The various un-presidential acts where he threw caution out the window, doing and saying things he shouldn't have because they'd make people think he was mentally unhinged and thus unfit for his office.

He defended neo-Nazis and white separatists, the far-right sector that spews out hate speech and incites violence, most recently the killing of a woman when a car plowed into a crowd of counter-protesters in Virginia. And then later, in a public rally, he denied that he did.

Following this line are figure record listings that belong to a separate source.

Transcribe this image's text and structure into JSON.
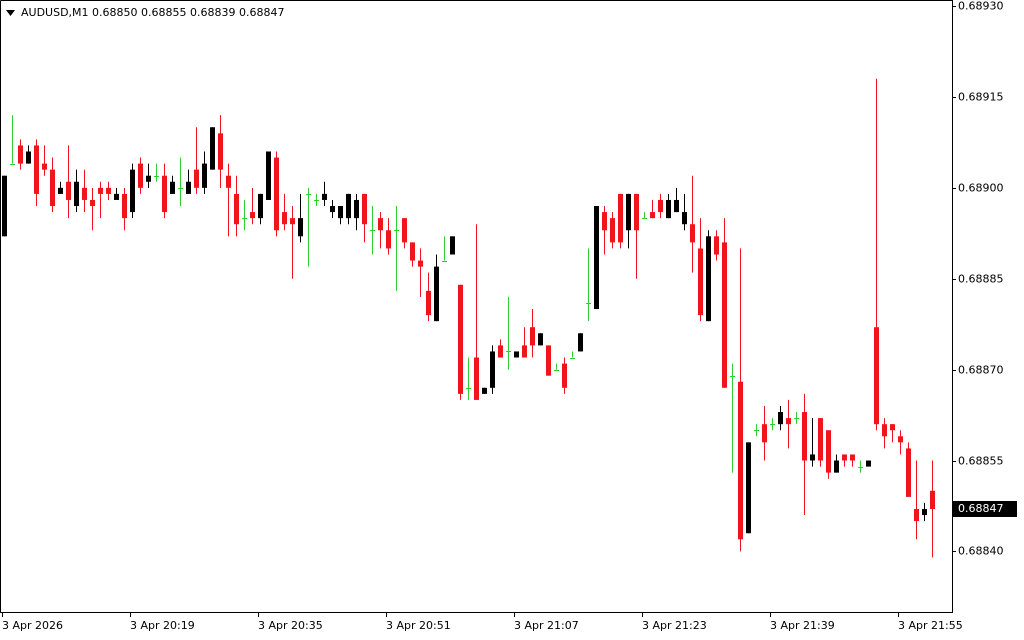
{
  "chart_data": {
    "type": "candlestick",
    "title": "AUDUSD,M1  0.68850 0.68855 0.68839 0.68847",
    "categories": [
      "3 Apr 2026",
      null,
      null,
      null,
      null,
      null,
      null,
      null,
      null,
      null,
      null,
      null,
      null,
      null,
      null,
      null,
      "3 Apr 20:19",
      null,
      null,
      null,
      null,
      null,
      null,
      null,
      null,
      null,
      null,
      null,
      null,
      null,
      null,
      null,
      "3 Apr 20:35",
      null,
      null,
      null,
      null,
      null,
      null,
      null,
      null,
      null,
      null,
      null,
      null,
      null,
      null,
      null,
      "3 Apr 20:51",
      null,
      null,
      null,
      null,
      null,
      null,
      null,
      null,
      null,
      null,
      null,
      null,
      null,
      null,
      null,
      "3 Apr 21:07",
      null,
      null,
      null,
      null,
      null,
      null,
      null,
      null,
      null,
      null,
      null,
      null,
      null,
      null,
      null,
      "3 Apr 21:23",
      null,
      null,
      null,
      null,
      null,
      null,
      null,
      null,
      null,
      null,
      null,
      null,
      null,
      null,
      null,
      "3 Apr 21:39",
      null,
      null,
      null,
      null,
      null,
      null,
      null,
      null,
      null,
      null,
      null,
      null,
      null,
      null,
      null,
      "3 Apr 21:55",
      null,
      null,
      null,
      null
    ],
    "open": [
      0.68892,
      0.68904,
      0.68907,
      0.68904,
      0.68907,
      0.68904,
      0.68903,
      0.68899,
      0.68901,
      0.68897,
      0.689,
      0.68898,
      0.689,
      0.689,
      0.68898,
      0.68899,
      0.68896,
      0.68904,
      0.68901,
      0.68902,
      0.68902,
      0.68899,
      0.689,
      0.68899,
      0.68903,
      0.689,
      0.68903,
      0.68909,
      0.68902,
      0.68899,
      0.68895,
      0.68896,
      0.68895,
      0.68898,
      0.68905,
      0.68896,
      0.68895,
      0.68892,
      0.68899,
      0.68898,
      0.68898,
      0.68896,
      0.68895,
      0.68895,
      0.68895,
      0.68899,
      0.68893,
      0.68895,
      0.68893,
      0.68893,
      0.68895,
      0.68891,
      0.68888,
      0.68883,
      0.68878,
      0.68888,
      0.68889,
      0.68884,
      0.68867,
      0.68872,
      0.68866,
      0.68867,
      0.68874,
      0.68873,
      0.68872,
      0.68874,
      0.68877,
      0.68874,
      0.68874,
      0.6887,
      0.68871,
      0.68872,
      0.68873,
      0.68881,
      0.6888,
      0.68896,
      0.68895,
      0.68899,
      0.68893,
      0.68899,
      0.68895,
      0.68896,
      0.68898,
      0.68895,
      0.68896,
      0.68894,
      0.68894,
      0.6889,
      0.68878,
      0.68892,
      0.68891,
      0.68869,
      0.68868,
      0.68843,
      0.6886,
      0.68861,
      0.68861,
      0.68861,
      0.68862,
      0.68862,
      0.68863,
      0.68855,
      0.68862,
      0.6886,
      0.68853,
      0.68856,
      0.68856,
      0.68854,
      0.68854,
      0.68877,
      0.68861,
      0.68861,
      0.68859,
      0.68857,
      0.68847,
      0.68846,
      0.6885
    ],
    "high": [
      0.68902,
      0.68912,
      0.68908,
      0.68907,
      0.68908,
      0.68907,
      0.68905,
      0.68901,
      0.68907,
      0.68903,
      0.68903,
      0.689,
      0.68901,
      0.68901,
      0.689,
      0.689,
      0.68904,
      0.68905,
      0.68904,
      0.68904,
      0.68904,
      0.68902,
      0.68905,
      0.68903,
      0.6891,
      0.68906,
      0.6891,
      0.68912,
      0.68904,
      0.68902,
      0.68898,
      0.689,
      0.68899,
      0.68906,
      0.68906,
      0.68899,
      0.68897,
      0.68899,
      0.689,
      0.68899,
      0.68901,
      0.68898,
      0.68897,
      0.68899,
      0.68899,
      0.68899,
      0.68897,
      0.68896,
      0.68895,
      0.68897,
      0.68895,
      0.68891,
      0.6889,
      0.68886,
      0.68889,
      0.68892,
      0.68892,
      0.68884,
      0.68872,
      0.68894,
      0.68867,
      0.68874,
      0.68875,
      0.68882,
      0.68873,
      0.68877,
      0.6888,
      0.68876,
      0.68874,
      0.68871,
      0.68872,
      0.68873,
      0.68876,
      0.6889,
      0.68897,
      0.68897,
      0.68896,
      0.68899,
      0.68899,
      0.68899,
      0.68896,
      0.68898,
      0.68899,
      0.68899,
      0.689,
      0.68899,
      0.68902,
      0.68895,
      0.68893,
      0.68893,
      0.68895,
      0.68871,
      0.6889,
      0.68858,
      0.68861,
      0.68864,
      0.68862,
      0.68864,
      0.68865,
      0.68863,
      0.68866,
      0.68862,
      0.68862,
      0.6886,
      0.68856,
      0.68856,
      0.68856,
      0.68855,
      0.68855,
      0.68918,
      0.68862,
      0.68861,
      0.6886,
      0.68858,
      0.68855,
      0.68848,
      0.68855
    ],
    "low": [
      0.68892,
      0.68904,
      0.68903,
      0.68904,
      0.68897,
      0.68902,
      0.68896,
      0.68899,
      0.68895,
      0.68896,
      0.68896,
      0.68893,
      0.68895,
      0.68898,
      0.68898,
      0.68893,
      0.68895,
      0.68899,
      0.689,
      0.68901,
      0.68895,
      0.68899,
      0.68897,
      0.68899,
      0.68899,
      0.68899,
      0.68903,
      0.689,
      0.68892,
      0.68892,
      0.68893,
      0.68894,
      0.68894,
      0.68898,
      0.68892,
      0.68893,
      0.68885,
      0.68891,
      0.68887,
      0.68897,
      0.68897,
      0.68895,
      0.68894,
      0.68894,
      0.68893,
      0.68891,
      0.68889,
      0.6889,
      0.68889,
      0.68883,
      0.6889,
      0.68887,
      0.68882,
      0.68878,
      0.68878,
      0.68888,
      0.68889,
      0.68865,
      0.68865,
      0.68865,
      0.68866,
      0.68866,
      0.68872,
      0.6887,
      0.68872,
      0.68872,
      0.68872,
      0.68874,
      0.68869,
      0.6887,
      0.68866,
      0.68872,
      0.68873,
      0.68878,
      0.6888,
      0.68889,
      0.6889,
      0.6889,
      0.6889,
      0.68885,
      0.68895,
      0.68895,
      0.68895,
      0.68895,
      0.68896,
      0.68893,
      0.68886,
      0.68878,
      0.68878,
      0.68888,
      0.68867,
      0.68853,
      0.6884,
      0.68843,
      0.68859,
      0.68855,
      0.6886,
      0.6886,
      0.68857,
      0.68861,
      0.68846,
      0.68854,
      0.68854,
      0.68852,
      0.68853,
      0.68854,
      0.68854,
      0.68853,
      0.68854,
      0.6886,
      0.68857,
      0.68858,
      0.68856,
      0.68849,
      0.68842,
      0.68845,
      0.68839
    ],
    "close": [
      0.68902,
      0.68904,
      0.68904,
      0.68906,
      0.68899,
      0.68903,
      0.68897,
      0.689,
      0.68898,
      0.68901,
      0.68898,
      0.68897,
      0.68899,
      0.68899,
      0.68899,
      0.68895,
      0.68903,
      0.689,
      0.68902,
      0.68902,
      0.68896,
      0.68901,
      0.689,
      0.68901,
      0.689,
      0.68904,
      0.6891,
      0.68903,
      0.689,
      0.68894,
      0.68895,
      0.68895,
      0.68899,
      0.68906,
      0.68893,
      0.68894,
      0.68894,
      0.68895,
      0.68899,
      0.68898,
      0.68899,
      0.68897,
      0.68897,
      0.68899,
      0.68898,
      0.68894,
      0.68893,
      0.68893,
      0.6889,
      0.68893,
      0.68891,
      0.68888,
      0.68887,
      0.68879,
      0.68887,
      0.68888,
      0.68892,
      0.68866,
      0.68867,
      0.68865,
      0.68867,
      0.68873,
      0.68872,
      0.68873,
      0.68873,
      0.68872,
      0.68874,
      0.68876,
      0.68869,
      0.6887,
      0.68867,
      0.68872,
      0.68876,
      0.68881,
      0.68897,
      0.68893,
      0.68891,
      0.68891,
      0.68899,
      0.68893,
      0.68895,
      0.68895,
      0.68896,
      0.68898,
      0.68898,
      0.68896,
      0.68891,
      0.68879,
      0.68892,
      0.68889,
      0.68867,
      0.68869,
      0.68842,
      0.68858,
      0.6886,
      0.68858,
      0.68861,
      0.68863,
      0.68861,
      0.68862,
      0.68855,
      0.68856,
      0.68855,
      0.68853,
      0.68855,
      0.68855,
      0.68855,
      0.68854,
      0.68855,
      0.68861,
      0.68859,
      0.6886,
      0.68858,
      0.68849,
      0.68845,
      0.68847,
      0.68847
    ],
    "up_color": "#000000",
    "down_color": "#f0141e",
    "doji_color": "#32cd32",
    "ylim": [
      0.6883,
      0.68931
    ],
    "yticks": [
      {
        "value": 0.6893,
        "label": "0.68930"
      },
      0.68915,
      {
        "value": 0.689,
        "label": "0.68900"
      },
      0.68885,
      {
        "value": 0.6887,
        "label": "0.68870"
      },
      0.68855,
      {
        "value": 0.6884,
        "label": "0.68840"
      }
    ]
  }
}
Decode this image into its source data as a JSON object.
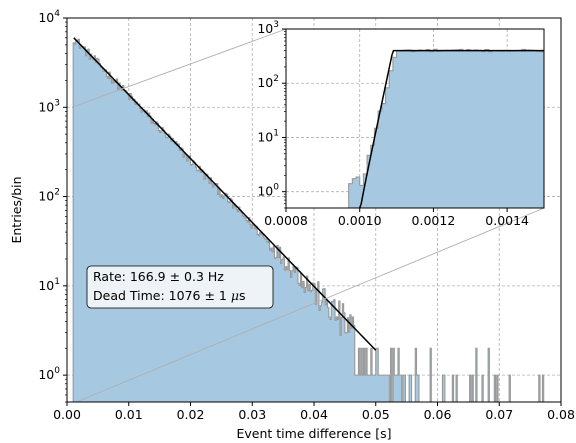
{
  "chart_data": [
    {
      "type": "histogram",
      "scale": {
        "y": "log"
      },
      "xlabel": "Event time difference [s]",
      "ylabel": "Entries/bin",
      "xlim": [
        0.0,
        0.08
      ],
      "ylim": [
        0.5,
        10000
      ],
      "xticks": [
        0.0,
        0.01,
        0.02,
        0.03,
        0.04,
        0.05,
        0.06,
        0.07,
        0.08
      ],
      "xtick_labels": [
        "0.00",
        "0.01",
        "0.02",
        "0.03",
        "0.04",
        "0.05",
        "0.06",
        "0.07",
        "0.08"
      ],
      "yticks": [
        1,
        10,
        100,
        1000,
        10000
      ],
      "ytick_labels": [
        {
          "base": "10",
          "exp": "0"
        },
        {
          "base": "10",
          "exp": "1"
        },
        {
          "base": "10",
          "exp": "2"
        },
        {
          "base": "10",
          "exp": "3"
        },
        {
          "base": "10",
          "exp": "4"
        }
      ],
      "grid": true,
      "series": [
        {
          "kind": "histogram",
          "color": "#a6c8e0",
          "edge_color": "#999999",
          "peak": {
            "x": 0.0011,
            "y": 6000
          },
          "rate_hz": 166.9,
          "dead_time_s": 0.001076,
          "tail_end_x": 0.078
        },
        {
          "kind": "fit_line",
          "color": "#000000",
          "points": [
            {
              "x": 0.0011,
              "y": 6000
            },
            {
              "x": 0.05,
              "y": 1.9
            }
          ]
        }
      ],
      "annotation": {
        "line1": "Rate: 166.9 ± 0.3 Hz",
        "line2_prefix": "Dead Time: 1076 ± 1 ",
        "line2_unit_italic": "μ",
        "line2_unit": "s",
        "position": "lower-left"
      }
    },
    {
      "type": "histogram",
      "role": "inset",
      "position": "top-right",
      "scale": {
        "y": "log"
      },
      "xlim": [
        0.0008,
        0.0015
      ],
      "ylim": [
        0.5,
        1000
      ],
      "xticks": [
        0.0008,
        0.001,
        0.0012,
        0.0014
      ],
      "xtick_labels": [
        "0.0008",
        "0.0010",
        "0.0012",
        "0.0014"
      ],
      "yticks": [
        1,
        10,
        100,
        1000
      ],
      "ytick_labels": [
        {
          "base": "10",
          "exp": "0"
        },
        {
          "base": "10",
          "exp": "1"
        },
        {
          "base": "10",
          "exp": "2"
        },
        {
          "base": "10",
          "exp": "3"
        }
      ],
      "grid": true,
      "rise_start_x": 0.001,
      "plateau_y": 400
    }
  ]
}
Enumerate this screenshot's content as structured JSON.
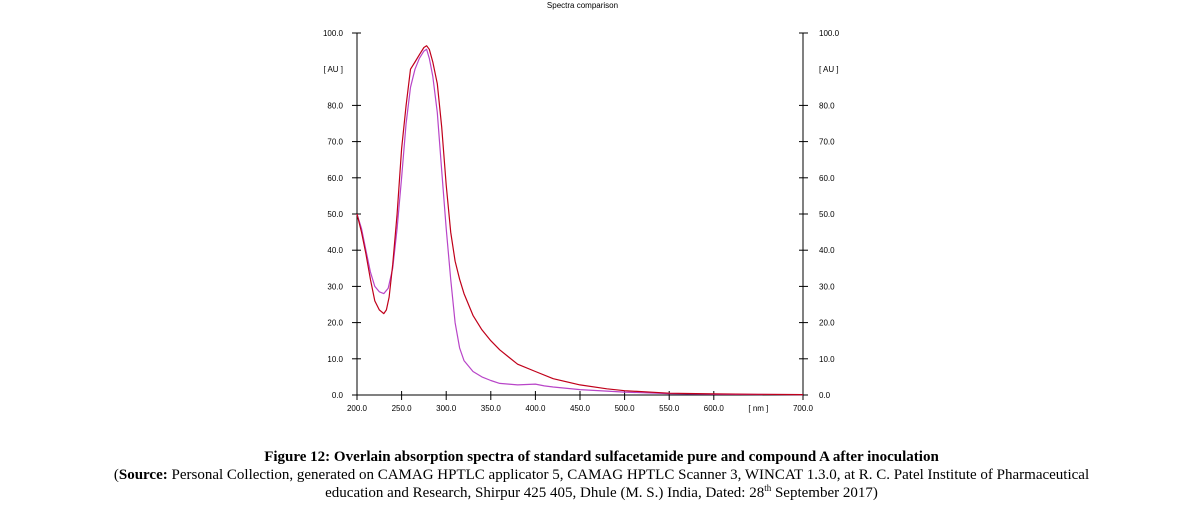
{
  "chart_data": {
    "type": "line",
    "title": "Spectra comparison",
    "xlabel": "[ nm ]",
    "ylabel": "[ AU ]",
    "xlim": [
      200,
      700
    ],
    "ylim": [
      0,
      100
    ],
    "x_ticks": [
      200,
      250,
      300,
      350,
      400,
      450,
      500,
      550,
      600,
      700
    ],
    "x_tick_labels": [
      "200.0",
      "250.0",
      "300.0",
      "350.0",
      "400.0",
      "450.0",
      "500.0",
      "550.0",
      "600.0",
      "700.0"
    ],
    "y_ticks": [
      0,
      10,
      20,
      30,
      40,
      50,
      60,
      70,
      80,
      100
    ],
    "y_tick_labels": [
      "0.0",
      "10.0",
      "20.0",
      "30.0",
      "40.0",
      "50.0",
      "60.0",
      "70.0",
      "80.0",
      "100.0"
    ],
    "series": [
      {
        "color": "#c0001a",
        "x": [
          200,
          205,
          210,
          215,
          220,
          225,
          230,
          233,
          236,
          240,
          245,
          250,
          255,
          260,
          265,
          270,
          275,
          278,
          281,
          285,
          290,
          295,
          300,
          305,
          310,
          315,
          320,
          325,
          330,
          340,
          350,
          360,
          370,
          380,
          400,
          420,
          450,
          480,
          500,
          550,
          600,
          650,
          700
        ],
        "y": [
          50,
          45,
          39,
          32,
          26,
          23.5,
          22.5,
          23.5,
          27,
          36,
          50,
          68,
          80,
          90,
          92,
          94,
          96,
          96.5,
          95.5,
          92,
          86,
          74,
          58,
          45,
          37,
          32,
          28,
          25,
          22,
          18,
          15,
          12.5,
          10.5,
          8.5,
          6.5,
          4.5,
          2.8,
          1.7,
          1.2,
          0.5,
          0.3,
          0.2,
          0.1
        ]
      },
      {
        "color": "#b845c8",
        "x": [
          200,
          205,
          210,
          215,
          220,
          225,
          230,
          235,
          240,
          245,
          250,
          255,
          260,
          265,
          270,
          275,
          278,
          281,
          285,
          290,
          295,
          300,
          305,
          310,
          315,
          320,
          330,
          340,
          350,
          360,
          370,
          380,
          390,
          400,
          410,
          420,
          450,
          500,
          550,
          600,
          700
        ],
        "y": [
          50,
          46,
          40,
          34,
          30,
          28.5,
          28,
          29.5,
          35,
          46,
          60,
          75,
          85,
          90,
          93,
          95,
          95.5,
          93,
          88,
          78,
          62,
          46,
          32,
          20,
          13,
          9.5,
          6.5,
          5,
          4,
          3.2,
          3,
          2.8,
          2.9,
          3,
          2.5,
          2.2,
          1.5,
          0.8,
          0.4,
          0.2,
          0.1
        ]
      }
    ]
  },
  "caption": {
    "figure": "Figure 12: Overlain absorption spectra of standard sulfacetamide pure and compound A after inoculation",
    "source_open": "(",
    "source_label": "Source:",
    "source_text": " Personal Collection, generated on CAMAG HPTLC applicator 5, CAMAG HPTLC Scanner 3, WINCAT 1.3.0, at R. C. Patel Institute of Pharmaceutical",
    "source_line2_a": "education and Research, Shirpur 425 405, Dhule (M. S.) India, Dated: 28",
    "source_sup": "th",
    "source_line2_b": " September 2017)"
  }
}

Which didn't convince many people that he is not a racist: a racist president who didn't have a grasp of US history and world politics and the American values which many other nations envy and imitate.

No respite

Stand-up comedians and late-night talk show hosts who would've been glad not to talk about Trump for a day or two didn't get the respite.

There was Trump calling attention to himself again, even during the short period when people should've been engrossed on the sun. Trump eclipsed the sun's eclipse.

But isn't that the sort he usually does? He drags public attention to himself from something else more crucial to other people's lives.

Even Bonnie Tyler's "Total Eclipse of the Heart," a 1980s hit song that reprised in the weeks leading to eclipse day, struck a Trump chord among Americans.

They've been "always in the dark" since Trump assumed office and "living in a powder keg."

They don't know what gaffe or scandal Trump would cause next or when his bluster might set off a nuclear war.